Microchip, however, believes that the strength in bookings may be a result of customer concerns about supply chain disruptions due to the COVID-19 virus.
“With economies around the world contracting rapidly, with millions of people getting laid off and with customer factory closures due to “shelter in place” ordinances in various countries, we believe that product demand is likely to weaken significantly” the company warned.
In addition, due to the uncertainty surrounding COVID-19 and potential product demand weakness, Microchip announced that it is also lowering its cost structure.
Its CEO, President and other executive staff members will take a 20% salary cut effective on April 20, 2020 while the rest of the non-factory employees in the company will take a 10% salary cut.
Microchip expects that its capital expenditures for fiscal 2021 ending March 31, 2021 will be reduced to about $50 million to $70 million, primarily for maintenance capital and to support new product introductions.

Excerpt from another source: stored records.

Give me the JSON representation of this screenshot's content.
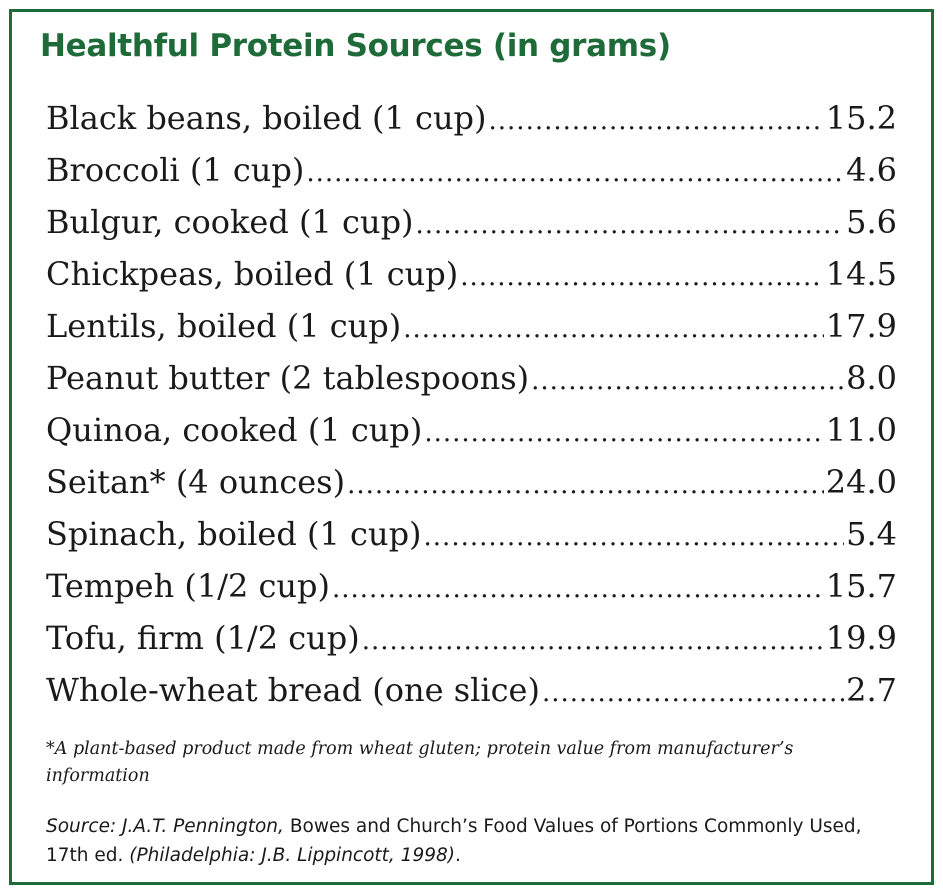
{
  "title": "Healthful Protein Sources (in grams)",
  "items": [
    {
      "food": "Black beans, boiled (1 cup)",
      "grams": "15.2"
    },
    {
      "food": "Broccoli (1 cup)",
      "grams": "4.6"
    },
    {
      "food": "Bulgur, cooked (1 cup)",
      "grams": "5.6"
    },
    {
      "food": "Chickpeas, boiled (1 cup)",
      "grams": "14.5"
    },
    {
      "food": "Lentils, boiled (1 cup)",
      "grams": "17.9"
    },
    {
      "food": "Peanut butter (2 tablespoons)",
      "grams": "8.0"
    },
    {
      "food": "Quinoa, cooked (1 cup)",
      "grams": "11.0"
    },
    {
      "food": "Seitan* (4 ounces)",
      "grams": "24.0"
    },
    {
      "food": "Spinach, boiled (1 cup)",
      "grams": "5.4"
    },
    {
      "food": "Tempeh (1/2 cup)",
      "grams": "15.7"
    },
    {
      "food": "Tofu, firm (1/2 cup)",
      "grams": "19.9"
    },
    {
      "food": "Whole-wheat bread (one slice)",
      "grams": "2.7"
    }
  ],
  "footnote": "*A plant-based product made from wheat gluten; protein value from manufacturer’s information",
  "source": {
    "prefix": "Source: J.A.T. Pennington,",
    "book_title": "Bowes and Church’s Food Values of Portions Commonly Used, 17th ed.",
    "publisher": "(Philadelphia: J.B. Lippincott, 1998)",
    "end": "."
  },
  "colors": {
    "accent": "#1e6a38",
    "text": "#1a1a1a"
  }
}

“While we see strong bookings and backlog right now, we also see a very high degree of uncertainly in our business due to the impact of the COVID-19 virus,” said Steve Sanghi, Microchip’s CEO. “With millions of job losses, customer factories shutting down and weakening economic activity, we are taking actions to reduce expenses and capital expenditures to prepare.”
Nonetheless the stock continues to win support from the Street, with a Strong Buy analyst consensus. Out of 16 analysts covering the stock, 14 rate MCHP a buy, TipRanks shows. (See Microchip’s stock analysis on TipRanks)
“We continue to view Microchip as a company that will outperform as we exit the current industry down-cycle (strong cash flow, debt repayments, and design wins in microcontrollers and analog)” stated Rosenblatt analyst Hans Mosesmann on April 9. “We reiterate our Buy rating and 12-month price target of $120.”